Jumping through hoops
Activist Pallabi Ghosh has seen this injustice play out at vaccination centers in Assam’s Lumding, a railway town nestled amid lush rainforests in India’s northeast corner. Starting at midnight, serpentine queues of people thinking they can register for a vaccine form — and in the morning, they are turned away, told they have to book a slot, or that there aren’t enough doses.
“Some think you can register and show up at the vaccination centre,” Ghosh said, highlighting the lack of communication around the process.

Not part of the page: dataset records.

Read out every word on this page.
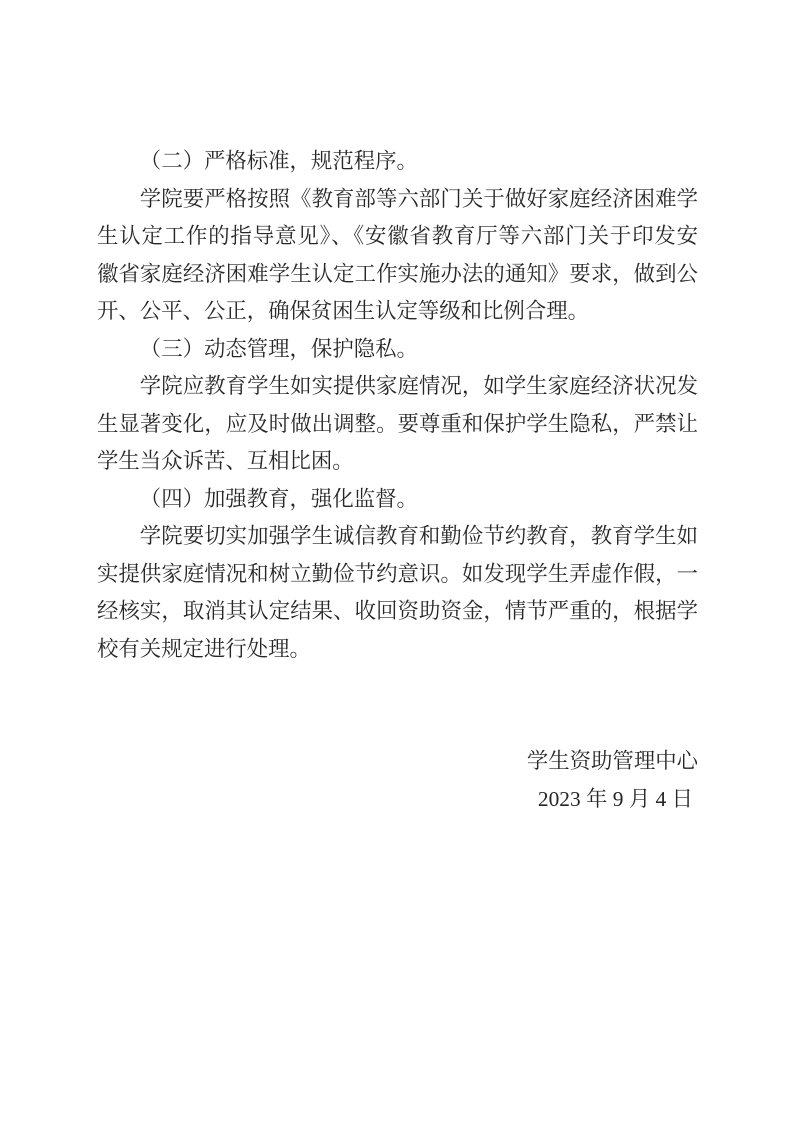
（二）严格标准，规范程序。
学院要严格按照《教育部等六部门关于做好家庭经济困难学
生认定工作的指导意见》、《安徽省教育厅等六部门关于印发安
徽省家庭经济困难学生认定工作实施办法的通知》要求，做到公
开、公平、公正，确保贫困生认定等级和比例合理。
（三）动态管理，保护隐私。
学院应教育学生如实提供家庭情况，如学生家庭经济状况发
生显著变化，应及时做出调整。要尊重和保护学生隐私，严禁让
学生当众诉苦、互相比困。
（四）加强教育，强化监督。
学院要切实加强学生诚信教育和勤俭节约教育，教育学生如
实提供家庭情况和树立勤俭节约意识。如发现学生弄虚作假，一
经核实，取消其认定结果、收回资助资金，情节严重的，根据学
校有关规定进行处理。
学生资助管理中心
2023 年 9 月 4 日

India has 22 official languages, but Co-WIN is currently accessible only in English, a language which only a few speak — just over 12% of Indians in urban areas and only 3% in rural areas. Nearly three weeks after Co-WIN was made mandatory, and four months after its launch, the government announced that it would be available in 14 other languages soon.
For over a fortnight, Ghosh herself has spent several hours each day peering into the Co-WIN app without any luck. “The saying in Lumding goes, getting a vaccine slot is like meeting the prime minister. It’s not possible,” she said. At a time when the working class can’t afford to lose a day’s wage, spending weeks to book a slot is a luxury most people can’t afford.
“Why should we jump through hoops to get a vaccine, is the question we should be asking,” Taneja wondered, adding that digitization will exclude those with disabilities, homeless, and pavement dwellers, sanitation workers, wage laborers, and even teachers.
In Uttar Pradesh, nearly 1,600 teachers who were assigned work at polling booths during the state’s election died due to Covid this year, and 37% of India’s 30-million strong health care workforce were fully vaccinated by April.
Some states have chosen a different system. Chhattisgarh, for example, where the population was over 30% Indigenous in the last census, and which has 40% living in poverty, has done away with Co-WIN. The tribal communities, and other vulnerable categories have been prioritized at community-level walk-in vaccination drives. Over 70% of the state’s elderly population have been vaccinated, apart from several vulnerable tribal groups.
“None of these groups will be vaccinated if left to Co-WIN,” Nandi said. “Now, the first ones to get vaccinated are those who work from the comfort of their homes and have access to health care.”